Agreed.Whenever it happen, she needs a help, love, and support with all care.
Well excuse me for having a life, when my two boys need their mother, I need more time to reply to your post, and I did not have the time, so please learn to have some patiences.
I would not tell her she cannot have an abortion, nor I would not even tell her she could get an abortion either. I can understand that raped can be a devastating and traumatic.If an abortion is the answer to her solution, it will not bury the pain that she went through no matter how hard she tried.

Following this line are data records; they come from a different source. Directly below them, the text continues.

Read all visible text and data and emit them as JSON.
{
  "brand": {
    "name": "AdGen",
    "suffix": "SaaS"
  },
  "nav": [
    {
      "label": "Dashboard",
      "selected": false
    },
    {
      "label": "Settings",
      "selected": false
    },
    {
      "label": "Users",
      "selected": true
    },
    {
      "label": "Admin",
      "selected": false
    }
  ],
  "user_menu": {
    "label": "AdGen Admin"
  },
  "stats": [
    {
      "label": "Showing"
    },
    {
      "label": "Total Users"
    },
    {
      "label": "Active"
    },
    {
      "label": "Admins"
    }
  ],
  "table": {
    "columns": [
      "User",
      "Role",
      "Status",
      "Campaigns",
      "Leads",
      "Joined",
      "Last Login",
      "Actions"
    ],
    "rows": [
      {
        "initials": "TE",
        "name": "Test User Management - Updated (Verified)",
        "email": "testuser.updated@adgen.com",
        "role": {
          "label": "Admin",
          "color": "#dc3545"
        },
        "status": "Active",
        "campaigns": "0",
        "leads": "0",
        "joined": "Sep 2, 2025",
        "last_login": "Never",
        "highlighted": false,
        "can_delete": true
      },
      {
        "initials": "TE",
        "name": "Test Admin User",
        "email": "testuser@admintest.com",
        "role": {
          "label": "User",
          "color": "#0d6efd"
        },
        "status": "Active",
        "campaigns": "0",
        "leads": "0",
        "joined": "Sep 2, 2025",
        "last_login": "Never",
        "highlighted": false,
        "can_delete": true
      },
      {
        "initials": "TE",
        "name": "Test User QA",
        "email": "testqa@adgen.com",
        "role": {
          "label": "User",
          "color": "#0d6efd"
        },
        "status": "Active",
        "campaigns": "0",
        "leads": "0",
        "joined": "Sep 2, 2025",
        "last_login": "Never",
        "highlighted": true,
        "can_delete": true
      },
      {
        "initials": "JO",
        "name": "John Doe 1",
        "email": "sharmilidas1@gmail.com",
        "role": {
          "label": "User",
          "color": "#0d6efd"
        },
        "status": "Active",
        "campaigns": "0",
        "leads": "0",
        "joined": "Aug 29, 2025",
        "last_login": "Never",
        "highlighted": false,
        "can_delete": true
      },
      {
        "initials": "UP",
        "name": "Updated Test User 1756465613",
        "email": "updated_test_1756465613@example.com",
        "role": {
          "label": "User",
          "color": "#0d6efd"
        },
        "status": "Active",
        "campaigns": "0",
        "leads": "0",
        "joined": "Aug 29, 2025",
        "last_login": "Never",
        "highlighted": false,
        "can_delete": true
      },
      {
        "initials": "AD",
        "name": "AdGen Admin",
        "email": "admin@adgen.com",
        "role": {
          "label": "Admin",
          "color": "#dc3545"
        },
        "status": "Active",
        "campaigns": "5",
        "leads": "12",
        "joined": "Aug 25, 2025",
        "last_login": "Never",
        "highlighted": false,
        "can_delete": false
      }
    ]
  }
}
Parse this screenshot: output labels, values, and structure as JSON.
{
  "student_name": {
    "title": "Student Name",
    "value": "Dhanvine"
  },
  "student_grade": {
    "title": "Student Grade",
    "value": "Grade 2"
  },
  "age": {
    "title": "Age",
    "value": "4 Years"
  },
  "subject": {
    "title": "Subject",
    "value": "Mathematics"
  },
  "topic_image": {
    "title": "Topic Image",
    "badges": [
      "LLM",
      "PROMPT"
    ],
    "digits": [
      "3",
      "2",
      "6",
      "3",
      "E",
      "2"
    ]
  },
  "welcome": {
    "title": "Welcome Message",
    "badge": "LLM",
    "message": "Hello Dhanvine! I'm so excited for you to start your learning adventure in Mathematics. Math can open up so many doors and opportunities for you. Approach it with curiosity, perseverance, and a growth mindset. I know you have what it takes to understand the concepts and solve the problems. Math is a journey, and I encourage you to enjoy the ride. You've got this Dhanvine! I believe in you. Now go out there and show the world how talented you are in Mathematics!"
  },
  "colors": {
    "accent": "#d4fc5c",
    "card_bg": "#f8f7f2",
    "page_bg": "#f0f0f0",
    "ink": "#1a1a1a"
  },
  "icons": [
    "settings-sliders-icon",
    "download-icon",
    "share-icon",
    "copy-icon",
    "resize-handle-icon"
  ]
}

If you aren't going to tell her what her options are, what is it you would tell her? And, if you will check my previous reply to Reba, then intent of offering her the morning after pill is not to rid her of the pain from the rape. Nothing will make that go away. The intent is to prevent her being raped all over again by being forced to carry a pregnancy to term that she in no way is responsible for.
You really think I would tell her that after she been raped against her own will? I'm not that cold-heart. I'll only offer my help and support to get her counseling, support groups, professional therapists and healing services.
She is already getting all of those services. That is why we respond immediately as crisis intervention responders when the victim is still in the hospital. Assistance is immediate and ongoing. And part of the counseling process is to inform her of all of her choices, and empower her to make those choices for herself.
I never stated that she is to be denied that choice, from the looks of it, it seems that you're taking the whole blame on the fetus and not the rapist, I don't understand why the unborn has to be punished because the sperm donor was a rapist. You don't believe in the death penalty system so you rather to save the life of the rapist and kill the unborn child who is no way been guilty of any wrong doing, so why should an unborn be punished, and not the rapist? Is this how it should played out? the rapist gets let's say maybe only 15 years in prison and the unborn baby gets death.
You have your opinion and I have mine, Jillio, we can keep arguing until our face turns blue.I'm withdrawing myself from this argument. Take your fight with someone else.
Good idea.....and I didn't inititiate religious comment here. Don't look all innocent.Sighs. Are you still accusing us, Christians, aren't you?
I'd rather to no religion comments here. ... for now.
Jillio and Shel, good post.
EDIT:
Agreed. I always keep myself down when someone is pregnant unless she needs an answer for her question, I'd rather to give her netural optional and three choice informations (abort adopt parent) she may need it. It's not my place to tell to do so.
If a rape victim wants an abortion, I think that is her right to have one. A rape victim doesnt need other people telling her that abortion is wrong and that she has no choice. Her choices were taken away by the rapist so it is her own private business whether she wants an abortion or not, not anyone else's.